Bu yüzden de AKP, CHP ile yakınlaşma adına herhangi bir geri adıma yanaşmamakta, CHP’yle yakınlaşma anlamına gelecek bir görüntüden uzak durmaktadır. AKP, içeride CHP ile ne kadar kavgalı olursa, kendi saflarını daha da sıklaştıracağını ve MHP-AKP “mutabakatının” o kadar güçlendireceğini düşünmektedir.  

Erdoğan-AKP yönetiminin CHP’ye karşı tutumununun; CHP ile yakınlaşmak değil tam tersine CHP’nin içine oynamak olduğu, son gelişmelerla iyice ortaya çıkmış bulunmaktadır.

BU CHP, REFERANDUMDAKİ ‘YÜZDE 50 HAYIR’I BİR ARADA TUTABİLİR Mİ? 

Erdoğan ve AKP’si, CHP’nin iç ve dış politikasındaki zaafları ve tabanındaki farklılıkları da dikkate alarak;

1-) CHP’deki Kürt fobisini kaşıyarak içindeki milliyetçileri kışkırtmayı,

2-) CHP içindeki demokrasiden yana olanların huzursuzluğunu  artırmayı, 

3-) CHP ile demokrasi güçleri arasındaki yakınlaşmayı berhava ederek, referandumdaki “hayırcı” bloku parçalamayı amaçlamaktadır.

Çünkü CHP yönetimi; biri şoven milliyetçilikle Kürt sorununu terörle mücadeleye indirgeyen tutumda, diğeri “tek adam rejimine karşı olma” ve “OHAL’in kaldırılması”nda olan iki sandalyede birden oturmaktadır.

Oysa bugün içinden geçilen süreç, bu iki sandalyenin bastığı zemini birbirinden hızla uzaklaştırmakta ve bu iki sandalye arasındaki mesafe ikisinde birden oturulamayacak kadar açılmış bulunmaktadır.
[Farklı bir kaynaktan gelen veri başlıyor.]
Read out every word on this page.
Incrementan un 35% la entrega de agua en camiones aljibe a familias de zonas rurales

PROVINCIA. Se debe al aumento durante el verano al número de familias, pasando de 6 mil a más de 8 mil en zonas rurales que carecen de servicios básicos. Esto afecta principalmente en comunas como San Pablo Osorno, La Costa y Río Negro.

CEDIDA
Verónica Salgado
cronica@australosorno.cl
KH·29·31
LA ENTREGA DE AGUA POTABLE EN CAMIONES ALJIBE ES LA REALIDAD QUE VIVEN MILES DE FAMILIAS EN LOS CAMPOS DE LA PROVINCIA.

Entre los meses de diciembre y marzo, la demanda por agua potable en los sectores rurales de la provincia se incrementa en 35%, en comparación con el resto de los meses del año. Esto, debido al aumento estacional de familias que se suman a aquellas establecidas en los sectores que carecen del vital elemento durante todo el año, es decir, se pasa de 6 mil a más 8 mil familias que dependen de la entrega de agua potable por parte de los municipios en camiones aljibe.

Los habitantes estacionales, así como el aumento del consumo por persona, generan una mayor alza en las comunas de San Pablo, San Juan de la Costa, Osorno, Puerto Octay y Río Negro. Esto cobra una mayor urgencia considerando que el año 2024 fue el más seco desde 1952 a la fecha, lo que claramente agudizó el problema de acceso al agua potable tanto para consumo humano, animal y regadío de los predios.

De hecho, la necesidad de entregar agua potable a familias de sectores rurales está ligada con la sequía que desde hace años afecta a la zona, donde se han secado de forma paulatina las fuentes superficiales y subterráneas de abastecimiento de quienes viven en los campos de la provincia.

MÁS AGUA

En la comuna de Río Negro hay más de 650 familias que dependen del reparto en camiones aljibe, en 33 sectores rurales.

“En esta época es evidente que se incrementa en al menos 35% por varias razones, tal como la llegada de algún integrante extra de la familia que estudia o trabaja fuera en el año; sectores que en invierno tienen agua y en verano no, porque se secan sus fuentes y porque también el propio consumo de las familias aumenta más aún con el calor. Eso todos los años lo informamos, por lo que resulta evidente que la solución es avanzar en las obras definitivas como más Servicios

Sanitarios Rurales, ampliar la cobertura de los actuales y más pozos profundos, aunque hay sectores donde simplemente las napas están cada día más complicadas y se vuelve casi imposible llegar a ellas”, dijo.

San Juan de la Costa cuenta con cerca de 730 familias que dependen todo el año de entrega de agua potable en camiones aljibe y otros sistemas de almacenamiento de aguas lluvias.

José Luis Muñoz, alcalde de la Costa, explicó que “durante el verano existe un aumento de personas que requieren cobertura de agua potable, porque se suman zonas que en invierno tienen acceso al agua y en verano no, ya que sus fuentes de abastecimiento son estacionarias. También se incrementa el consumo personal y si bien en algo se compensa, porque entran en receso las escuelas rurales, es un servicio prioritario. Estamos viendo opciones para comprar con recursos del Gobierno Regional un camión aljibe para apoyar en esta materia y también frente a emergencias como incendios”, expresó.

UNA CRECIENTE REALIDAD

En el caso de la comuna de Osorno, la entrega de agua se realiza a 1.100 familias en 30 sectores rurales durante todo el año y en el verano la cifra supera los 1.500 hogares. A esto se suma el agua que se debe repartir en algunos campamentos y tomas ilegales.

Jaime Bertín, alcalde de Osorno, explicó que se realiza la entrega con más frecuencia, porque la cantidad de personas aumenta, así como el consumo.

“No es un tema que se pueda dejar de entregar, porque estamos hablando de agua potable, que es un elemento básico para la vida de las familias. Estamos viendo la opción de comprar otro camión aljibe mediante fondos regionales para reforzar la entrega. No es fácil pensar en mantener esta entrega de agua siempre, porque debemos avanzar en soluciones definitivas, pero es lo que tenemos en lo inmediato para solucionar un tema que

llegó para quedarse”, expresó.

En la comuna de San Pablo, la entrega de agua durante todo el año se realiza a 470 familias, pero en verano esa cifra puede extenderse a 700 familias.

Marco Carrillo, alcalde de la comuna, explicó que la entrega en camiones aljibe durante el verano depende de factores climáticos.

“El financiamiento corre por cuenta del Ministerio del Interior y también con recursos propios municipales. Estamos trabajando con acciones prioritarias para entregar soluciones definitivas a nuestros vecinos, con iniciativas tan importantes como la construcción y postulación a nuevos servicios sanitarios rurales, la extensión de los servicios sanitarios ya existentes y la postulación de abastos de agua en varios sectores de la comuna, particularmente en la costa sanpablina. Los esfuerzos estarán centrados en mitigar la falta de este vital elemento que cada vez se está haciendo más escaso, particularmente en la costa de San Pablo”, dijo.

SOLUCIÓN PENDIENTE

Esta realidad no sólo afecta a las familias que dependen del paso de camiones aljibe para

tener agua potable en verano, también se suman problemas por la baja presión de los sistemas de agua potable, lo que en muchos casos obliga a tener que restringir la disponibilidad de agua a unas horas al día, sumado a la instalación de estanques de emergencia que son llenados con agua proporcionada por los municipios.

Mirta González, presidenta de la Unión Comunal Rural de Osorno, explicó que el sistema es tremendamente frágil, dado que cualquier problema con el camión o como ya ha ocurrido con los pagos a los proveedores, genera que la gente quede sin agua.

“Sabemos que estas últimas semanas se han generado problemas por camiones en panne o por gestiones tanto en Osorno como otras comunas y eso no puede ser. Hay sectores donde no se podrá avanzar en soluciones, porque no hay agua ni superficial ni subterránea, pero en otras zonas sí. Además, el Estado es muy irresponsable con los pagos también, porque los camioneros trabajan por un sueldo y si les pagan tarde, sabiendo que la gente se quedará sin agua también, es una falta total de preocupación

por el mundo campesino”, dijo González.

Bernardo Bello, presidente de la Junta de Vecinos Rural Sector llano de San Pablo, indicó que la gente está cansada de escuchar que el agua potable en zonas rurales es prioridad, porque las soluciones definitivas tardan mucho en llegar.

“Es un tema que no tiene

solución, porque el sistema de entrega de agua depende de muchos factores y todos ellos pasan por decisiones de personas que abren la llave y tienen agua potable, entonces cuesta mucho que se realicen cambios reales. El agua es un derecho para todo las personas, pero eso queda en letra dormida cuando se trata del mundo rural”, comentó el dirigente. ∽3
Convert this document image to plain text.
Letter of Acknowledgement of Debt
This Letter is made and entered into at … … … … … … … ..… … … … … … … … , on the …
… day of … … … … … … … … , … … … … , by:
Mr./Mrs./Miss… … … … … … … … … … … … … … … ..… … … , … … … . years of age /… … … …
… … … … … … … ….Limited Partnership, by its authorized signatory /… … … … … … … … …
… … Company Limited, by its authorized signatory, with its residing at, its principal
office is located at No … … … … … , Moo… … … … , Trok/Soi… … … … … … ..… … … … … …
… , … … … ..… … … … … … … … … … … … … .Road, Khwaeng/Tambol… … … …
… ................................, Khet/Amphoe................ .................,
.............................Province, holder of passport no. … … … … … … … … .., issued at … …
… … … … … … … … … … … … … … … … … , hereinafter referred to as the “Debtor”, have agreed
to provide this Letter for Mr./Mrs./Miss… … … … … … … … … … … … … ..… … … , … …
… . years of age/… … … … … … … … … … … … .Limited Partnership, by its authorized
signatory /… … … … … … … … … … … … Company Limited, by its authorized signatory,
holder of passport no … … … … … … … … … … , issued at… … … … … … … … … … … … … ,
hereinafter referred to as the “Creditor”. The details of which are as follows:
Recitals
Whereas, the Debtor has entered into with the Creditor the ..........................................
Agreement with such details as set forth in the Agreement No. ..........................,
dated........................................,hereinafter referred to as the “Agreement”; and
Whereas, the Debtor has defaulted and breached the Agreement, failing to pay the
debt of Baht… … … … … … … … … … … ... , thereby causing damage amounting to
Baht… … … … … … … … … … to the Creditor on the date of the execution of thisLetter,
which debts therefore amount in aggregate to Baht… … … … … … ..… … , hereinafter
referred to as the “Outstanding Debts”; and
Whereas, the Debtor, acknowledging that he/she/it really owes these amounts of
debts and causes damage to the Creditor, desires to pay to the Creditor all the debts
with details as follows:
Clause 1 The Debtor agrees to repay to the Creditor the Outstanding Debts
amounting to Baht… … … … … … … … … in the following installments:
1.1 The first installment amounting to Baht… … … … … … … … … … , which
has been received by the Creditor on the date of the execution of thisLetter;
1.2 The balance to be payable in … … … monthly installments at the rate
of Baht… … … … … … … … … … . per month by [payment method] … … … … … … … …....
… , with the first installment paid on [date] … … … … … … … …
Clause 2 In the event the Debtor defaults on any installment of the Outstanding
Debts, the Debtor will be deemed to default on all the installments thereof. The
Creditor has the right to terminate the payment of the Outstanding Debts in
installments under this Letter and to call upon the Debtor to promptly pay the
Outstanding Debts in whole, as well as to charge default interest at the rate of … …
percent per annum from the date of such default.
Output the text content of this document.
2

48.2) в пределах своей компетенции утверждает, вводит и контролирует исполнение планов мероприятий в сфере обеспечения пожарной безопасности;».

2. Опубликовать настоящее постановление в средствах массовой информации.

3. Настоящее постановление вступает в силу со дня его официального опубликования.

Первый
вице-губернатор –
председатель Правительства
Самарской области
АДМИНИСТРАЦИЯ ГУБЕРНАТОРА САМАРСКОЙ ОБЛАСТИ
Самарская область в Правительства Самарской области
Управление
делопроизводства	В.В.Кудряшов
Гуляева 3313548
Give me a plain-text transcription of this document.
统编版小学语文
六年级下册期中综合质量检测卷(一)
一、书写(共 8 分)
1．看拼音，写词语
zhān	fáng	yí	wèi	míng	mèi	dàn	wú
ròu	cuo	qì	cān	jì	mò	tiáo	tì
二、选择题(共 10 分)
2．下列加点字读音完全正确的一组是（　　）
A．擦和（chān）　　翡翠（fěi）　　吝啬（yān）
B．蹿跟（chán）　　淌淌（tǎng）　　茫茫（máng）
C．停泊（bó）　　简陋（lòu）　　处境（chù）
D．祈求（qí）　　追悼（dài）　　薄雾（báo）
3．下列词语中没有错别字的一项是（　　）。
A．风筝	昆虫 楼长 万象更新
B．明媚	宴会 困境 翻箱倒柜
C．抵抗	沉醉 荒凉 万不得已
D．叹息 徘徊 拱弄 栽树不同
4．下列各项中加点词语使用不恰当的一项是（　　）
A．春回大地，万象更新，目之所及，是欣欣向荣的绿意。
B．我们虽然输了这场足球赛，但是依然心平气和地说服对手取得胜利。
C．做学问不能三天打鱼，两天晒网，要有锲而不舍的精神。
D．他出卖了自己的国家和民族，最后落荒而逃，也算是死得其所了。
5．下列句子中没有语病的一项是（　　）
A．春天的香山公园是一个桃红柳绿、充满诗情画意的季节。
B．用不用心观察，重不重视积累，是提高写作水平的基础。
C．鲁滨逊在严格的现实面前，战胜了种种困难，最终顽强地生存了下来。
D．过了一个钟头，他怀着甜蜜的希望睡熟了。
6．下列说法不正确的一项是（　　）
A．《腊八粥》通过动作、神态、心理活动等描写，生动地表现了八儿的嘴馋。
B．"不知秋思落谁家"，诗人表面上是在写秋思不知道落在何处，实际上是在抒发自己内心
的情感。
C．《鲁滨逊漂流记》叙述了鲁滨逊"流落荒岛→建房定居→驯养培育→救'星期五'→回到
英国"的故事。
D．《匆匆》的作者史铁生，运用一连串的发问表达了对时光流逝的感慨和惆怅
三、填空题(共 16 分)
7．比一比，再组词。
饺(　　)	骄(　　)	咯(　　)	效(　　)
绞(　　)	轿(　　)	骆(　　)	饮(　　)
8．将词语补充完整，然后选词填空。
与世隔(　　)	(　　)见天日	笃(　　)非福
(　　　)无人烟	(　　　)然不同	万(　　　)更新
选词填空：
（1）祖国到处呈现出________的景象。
Bu da CHP’nin hangi sandalyede oturacağına dair bir karar vermesini gerektirmektedir:

Ya “OHAL’in kaldırılması” ve “tek parti tek adam rejimi”ne karşı ülkede demokrasinin geliştirilmesi için mücadele eden güçlerle birleşme; ya da milliyetçiliği ve militarizmi övme yarışına katılarak AKP-MHP’nin “milli mutabakat” koalisyonuna yedeklenme! CHP’nin önündeki en kritik seçim şimdi budur.

Bırakalım önümüzdeki dönemin çetin sorunlarını aşmayı, CHP referandumda ortaya çıkan “yüzde 50’lik bloku” bile birarada tutmak için milliyetçilik ve militarizmle uzlaşma zeminindeki sandalyesini terk etmek durumundadır. Aksi halde CHP parti içi birliğini bile korumakta çok zorlanacağı bir mecraya sürüklenecektir.

Elbette doğrusu, Türkiye için iyi olanı, CHP’nin ülke sorunlarını baskıyla değil demokrasiyle, bölge sorunlarını askeri operasyonlarla değil barışla çözen bir mücadele hattına girmesidir.

Türkiye’nin barış ve demokrasiden yana güçlerinin hafta sonunda yapılacak CHP Kurultayından da beklediği de budur.